To most junior high school kids, the sound of the last bell represented freedom. In my gallop home, I had five blocks to run, and four boys to outrun, in the heaviest of winter apparel consisting of unfashionable bobby-socks and a brown cotton coat that easily outweighed a wet horse. And tried I did; every day, through heavy pockets of snow that covered the city during the rough winter of 1994. This was neither freedom nor fun.
Brandon, the cutest of the boys, would snatch me by the hood and jettison my body into any available trash can. On the last day of school, only Brandon would follow. I ran with the sort of liberation reserved for a young man happy to see the end of a physically demanding routine. This time, he pulled me by the collar as I stared at his flat top and perfectly round lips. His next words would change everything: “You’ll be a cutie, someday.” An awkward kiss and playful slap would follow. Though it was the last time I saw Brandon, it was the beginning of my protracted relationship with gay men.
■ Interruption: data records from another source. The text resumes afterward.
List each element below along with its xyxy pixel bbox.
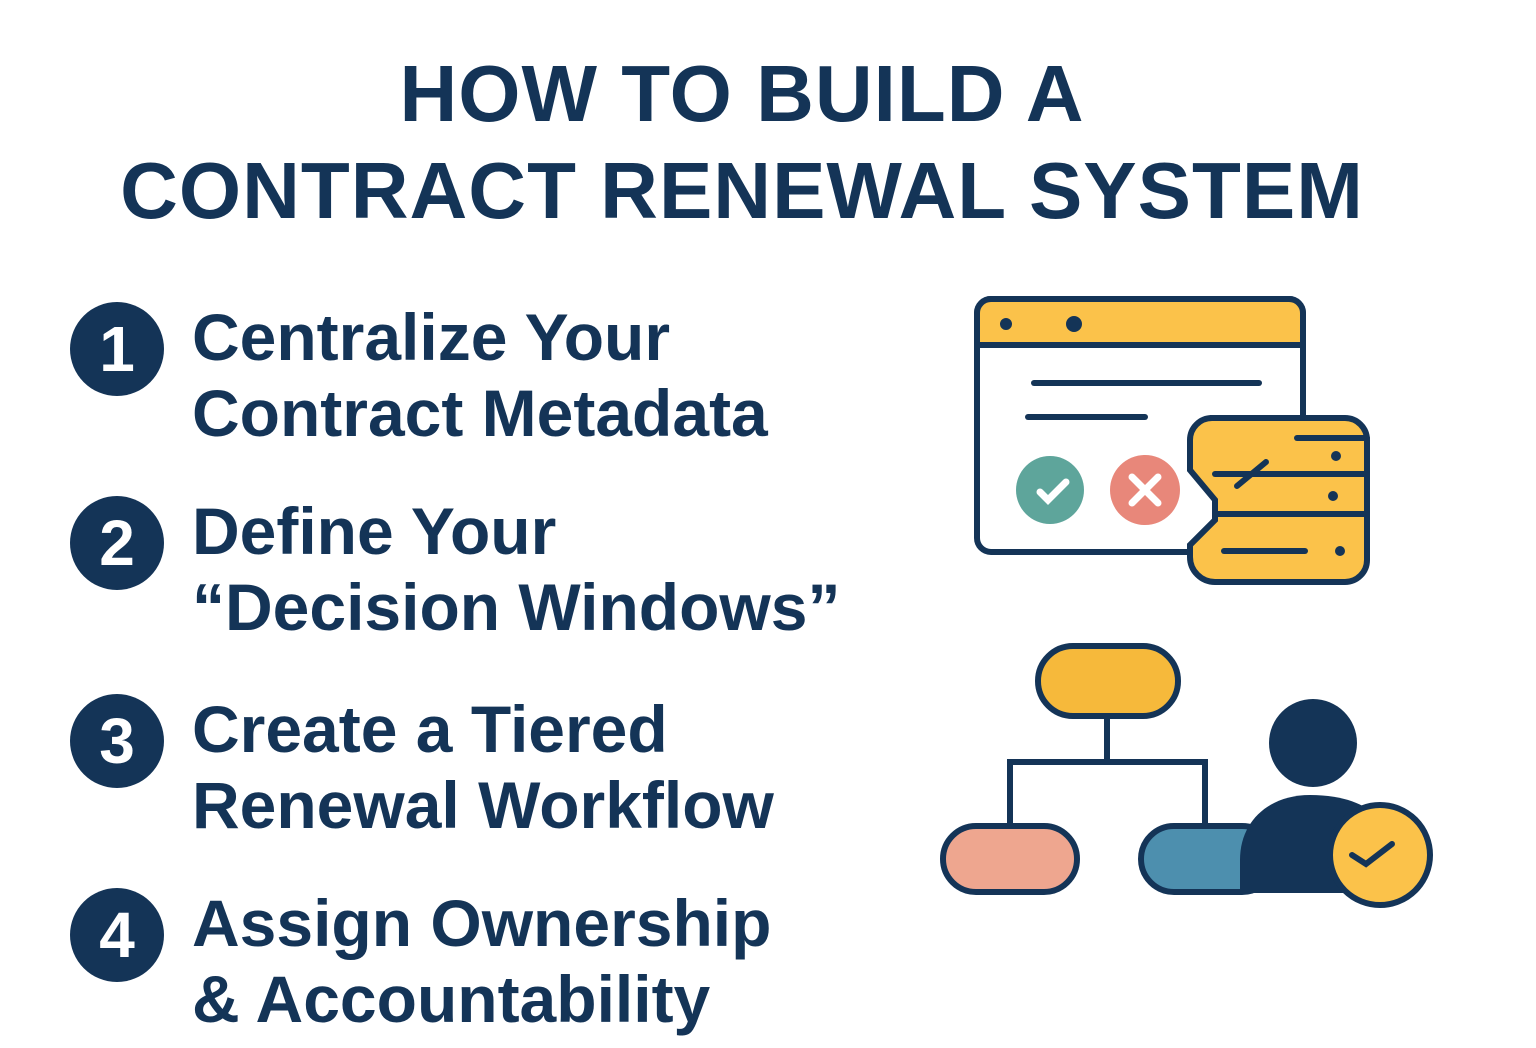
title [120, 49, 1364, 235]
step 4: & Accountability [192, 962, 710, 1036]
step 1: Centralize Your [192, 300, 670, 374]
title: HOW TO BUILD A [399, 49, 1085, 138]
step 3 [70, 692, 774, 842]
step 3: Renewal Workflow [192, 768, 774, 842]
step 3: Create a Tiered [192, 692, 668, 766]
step 1: Contract Metadata [192, 376, 768, 450]
step 1 [70, 300, 768, 450]
step 3: 3 [99, 705, 135, 777]
step 2: 2 [99, 507, 135, 579]
step 1: 1 [99, 313, 135, 385]
step 2: Define Your [192, 494, 556, 568]
step 4 [70, 886, 771, 1036]
step 2 [70, 494, 840, 644]
title: CONTRACT RENEWAL SYSTEM [120, 146, 1364, 235]
step 4: Assign Ownership [192, 886, 771, 960]
step 4: 4 [99, 899, 135, 971]
step 2: “Decision Windows” [192, 570, 840, 644]
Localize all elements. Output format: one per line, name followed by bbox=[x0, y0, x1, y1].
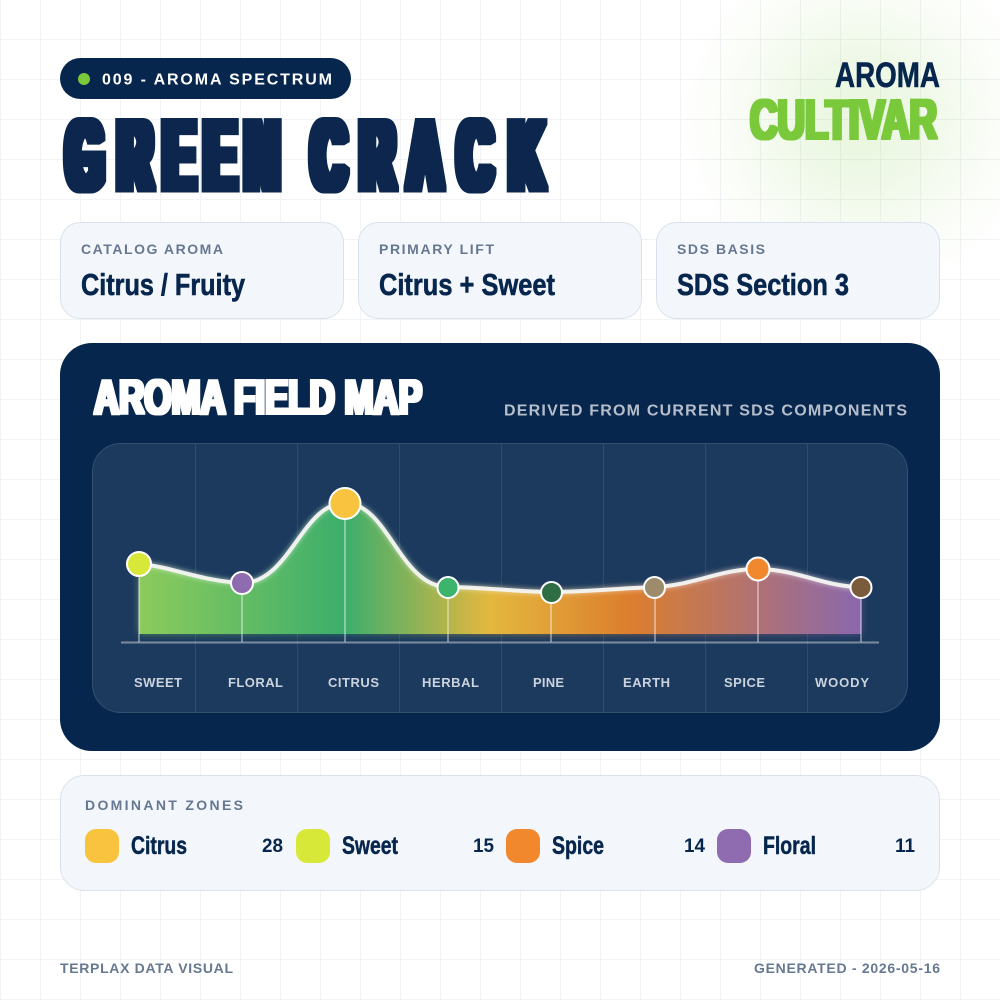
panel subtitle: DERIVED FROM CURRENT SDS COMPONENTS bbox=[504, 402, 907, 420]
badge: 009 aroma spectrum: 009 - AROMA SPECTRUM bbox=[102, 72, 332, 88]
zone: floral bbox=[717, 829, 915, 863]
point: floral bbox=[231, 572, 253, 594]
point: citrus bbox=[330, 488, 360, 519]
card: sds basis: SDS Section 3 bbox=[677, 267, 849, 302]
zone: sweet: Sweet bbox=[342, 832, 399, 860]
zone: citrus: Citrus bbox=[131, 832, 187, 860]
card: catalog aroma bbox=[60, 222, 344, 318]
brand: aroma cultivar: AROMA bbox=[835, 56, 940, 95]
chart: aroma curve bbox=[92, 444, 908, 712]
point: herbal bbox=[438, 577, 458, 598]
area glow bbox=[139, 503, 861, 634]
footer left: TERPLAX DATA VISUAL bbox=[60, 960, 233, 976]
zone: floral: Floral bbox=[763, 832, 816, 860]
card: primary lift: Citrus + Sweet bbox=[379, 267, 555, 302]
card: catalog aroma: CATALOG AROMA bbox=[81, 241, 223, 257]
badge: 009 aroma spectrum bbox=[60, 58, 351, 99]
zone: citrus: 28 bbox=[262, 836, 283, 857]
card: sds basis: SDS BASIS bbox=[677, 241, 765, 257]
zone: sweet bbox=[296, 829, 494, 863]
card: primary lift bbox=[358, 222, 642, 318]
card: primary lift: PRIMARY LIFT bbox=[379, 241, 494, 257]
panel: dominant zones bbox=[60, 776, 940, 890]
point: woody bbox=[850, 577, 872, 598]
axis labels: FLORAL bbox=[228, 675, 283, 690]
point: sweet bbox=[127, 552, 151, 576]
title: GREEN CRACK bbox=[67, 101, 543, 211]
corner glow bbox=[680, 0, 1000, 300]
zone: spice: 14 bbox=[684, 836, 705, 857]
zone: sweet: 15 bbox=[473, 836, 494, 857]
zone: spice bbox=[506, 829, 705, 863]
axis labels: CITRUS bbox=[328, 675, 379, 690]
axis labels: SPICE bbox=[724, 675, 765, 690]
zone: citrus bbox=[85, 829, 283, 863]
footer right: GENERATED - 2026-05-16 bbox=[754, 960, 940, 976]
curve line bbox=[139, 503, 861, 592]
drop lines bbox=[139, 503, 861, 642]
point: pine bbox=[541, 582, 562, 603]
card: sds basis bbox=[656, 222, 940, 318]
panel: aroma field map bbox=[60, 343, 940, 751]
axis labels: SWEET bbox=[134, 675, 182, 690]
zones heading: DOMINANT ZONES bbox=[85, 797, 243, 813]
panel heading: AROMA FIELD MAP bbox=[94, 371, 422, 425]
axis labels: HERBAL bbox=[422, 675, 479, 690]
zone: floral: 11 bbox=[895, 836, 915, 857]
card: catalog aroma: Citrus / Fruity bbox=[81, 267, 246, 302]
axis labels bbox=[134, 675, 869, 690]
axis bbox=[121, 642, 879, 644]
area fill bbox=[139, 503, 861, 634]
brand: aroma cultivar bbox=[750, 56, 940, 152]
point: earth bbox=[644, 577, 665, 598]
axis labels: EARTH bbox=[623, 675, 670, 690]
point: spice bbox=[746, 558, 770, 580]
curve glow bbox=[139, 503, 861, 592]
axis labels: PINE bbox=[533, 675, 564, 690]
axis labels: WOODY bbox=[815, 675, 869, 690]
zone: spice: Spice bbox=[552, 832, 604, 860]
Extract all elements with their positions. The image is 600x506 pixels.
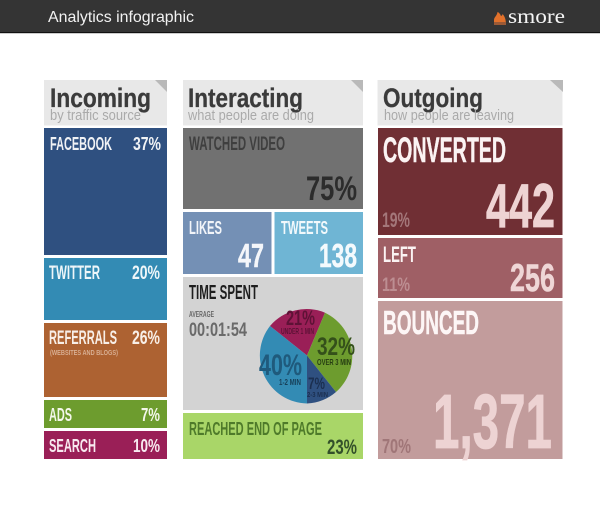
panel: incoming xyxy=(44,80,167,459)
tile: facebook xyxy=(44,128,167,255)
tile: ads: ADS xyxy=(49,405,72,425)
tile: facebook: 37% xyxy=(133,134,161,154)
tile: left: 11% xyxy=(382,275,410,296)
heading: interacting: what people are doing xyxy=(187,107,314,124)
tile: watched video xyxy=(183,128,363,209)
tile: watched video: WATCHED VIDEO xyxy=(189,134,285,155)
tile: twitter: 20% xyxy=(132,263,160,284)
tile: converted: 19% xyxy=(382,209,410,232)
average time xyxy=(189,310,247,341)
tile: search xyxy=(44,431,167,459)
top bar xyxy=(0,0,600,34)
tile: converted xyxy=(378,128,562,241)
pie chart: UNDER 1 MIN xyxy=(281,326,314,336)
heading: outgoing: Outgoing xyxy=(383,83,483,113)
tile: watched video: 75% xyxy=(306,170,357,208)
tile: referrals: (WEBSITES AND BLOGS) xyxy=(50,350,118,357)
tile: referrals xyxy=(44,323,167,397)
smore logo: smore xyxy=(508,4,565,28)
tile: converted: 442 xyxy=(486,172,555,241)
tile: time spent: TIME SPENT xyxy=(189,282,258,304)
panel: interacting xyxy=(183,80,363,459)
tile: twitter: TWITTER xyxy=(49,263,100,284)
tile: left: 256 xyxy=(510,257,555,300)
tile: tweets: TWEETS xyxy=(281,218,328,238)
tile: tweets: 138 xyxy=(319,237,357,274)
tile: converted: CONVERTED xyxy=(383,131,506,170)
tile: tweets xyxy=(274,212,363,274)
pie chart xyxy=(259,307,355,404)
tile: twitter xyxy=(44,258,167,320)
heading: incoming: Incoming xyxy=(50,83,151,113)
tile: search: 10% xyxy=(133,436,160,456)
panel: outgoing xyxy=(378,80,563,465)
tile: referrals: 26% xyxy=(132,328,160,349)
heading: interacting: Interacting xyxy=(188,83,303,113)
tile: likes: 47 xyxy=(238,237,264,274)
heading: incoming xyxy=(44,80,167,126)
tile: time spent xyxy=(183,277,363,410)
average time: AVERAGE xyxy=(189,310,214,319)
pie chart: 40% xyxy=(259,349,302,382)
pie chart: 7% xyxy=(308,374,325,393)
tile: ads xyxy=(44,400,167,428)
pie chart: OVER 3 MIN xyxy=(317,357,351,367)
heading: interacting xyxy=(183,80,363,126)
tile: reached end of page xyxy=(183,413,363,459)
heading: incoming: by traffic source xyxy=(50,107,141,124)
tile: search: SEARCH xyxy=(49,436,96,456)
average time: 00:01:54 xyxy=(189,320,247,341)
tile: left: LEFT xyxy=(383,242,416,267)
tile: reached end of page: 23% xyxy=(327,436,357,459)
tile: reached end of page: REACHED END OF PAGE xyxy=(189,419,322,439)
pie chart: 2-3 MIN xyxy=(307,390,328,399)
heading: outgoing xyxy=(378,80,563,126)
tile: left xyxy=(378,238,562,300)
pie chart: 32% xyxy=(317,333,355,361)
tile: bounced: 70% xyxy=(382,436,411,458)
pie chart: 1-2 MIN xyxy=(279,377,301,387)
tile: facebook: FACEBOOK xyxy=(50,134,112,154)
bar title: Analytics infographic xyxy=(48,9,194,26)
heading: outgoing: how people are leaving xyxy=(384,107,514,124)
tile: likes: LIKES xyxy=(189,218,222,238)
tile: ads: 7% xyxy=(141,405,160,425)
tile: referrals: REFERRALS xyxy=(49,328,117,349)
tile: likes xyxy=(183,212,272,274)
tile: bounced: BOUNCED xyxy=(383,304,479,341)
tile: bounced xyxy=(378,301,562,465)
pie chart: 21% xyxy=(286,307,315,330)
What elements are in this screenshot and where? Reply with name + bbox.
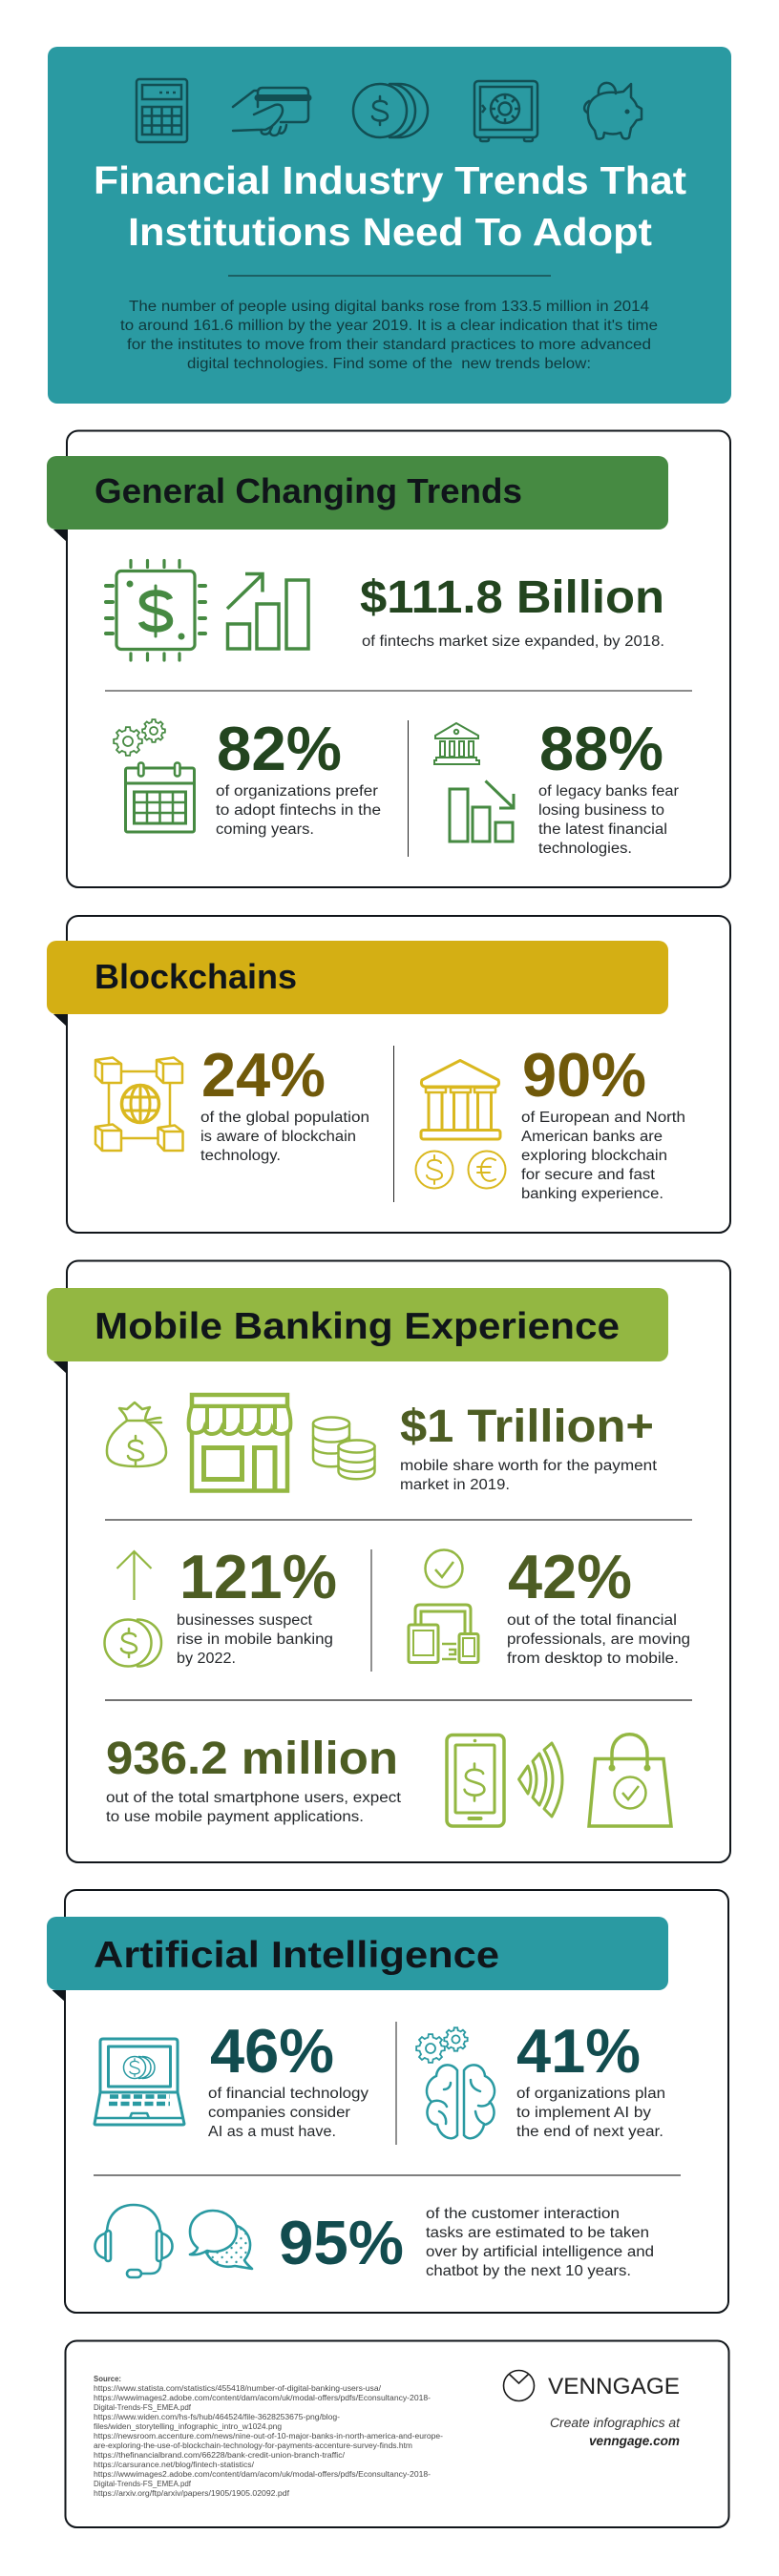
icon: growth bars (227, 574, 308, 649)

Fifteen years later, everything has changed and well, nothing at all. I am the epitome of a contradictory cynical New Yorker: equally erudite and acerbic; urbane, yet considerably accessible, albeit, fluent in piquant sarcasm. You know, a bitch of sorts.
Like most, I set benchmarks. By 29, I would certainly have a prêt-a-terre, a husband and an Ethiopian baby. (Ok, so P.C. I am not) What I have, in reality, is rent, student loans and a wild Chihuahua/Jack Terrier named Harlem, where I also live, obviously.
I’d been dating a guy, who at 6’6 to my 5’10 was very tall, to say the least. He was charming and dirty/handsome in the unshaven but tee-shirt-ironing-way. I unimaginatively nicknamed him TB, which he said reminded him of the disease. I reminded him that nothing I did was ever an accident. At our best, he would come over with tall Steel Reserves and I would sit on his lap to share a beer and eat sweet Waffles from around the corner. At our worst, weeks would go by without anything as a text message from him or a sign that he existed. The closer we got, the farther he drifted. At the confession that a piece of my heart had once opened for him, he replied, “I am flattered by your feelings.” Flattered? “I put out what I feel is appropriate,” he dryly continued. I wish it were as easy to declare it a bruised ego. No, it was the carefree nature of his rejection that floored me; as perfunctory as no starch request at the dry cleaners.
A sea of pain ran through my body. I was unable to move. It was as if, somehow, my cynical exterior had paved the way for a certain crassness in response to my feelings for which the shrug of a shoulder was sufficient rebuttal to a candid expression of vulnerability. Eight months dissolved in one simple evening.
You see, nothing had changed. Years of make-out partners and steady boyfriends were no different than Brandon. Gay men had yet to find a better way of expressing their feelings for me. The dagger of words hurt as much as punches in trash cans. And I have to decide if I’m still running away with pain, or running towards taking a chance at love, one bruise at a time. I hope that by the time it happens, I, too, don’t have such chilly surrender.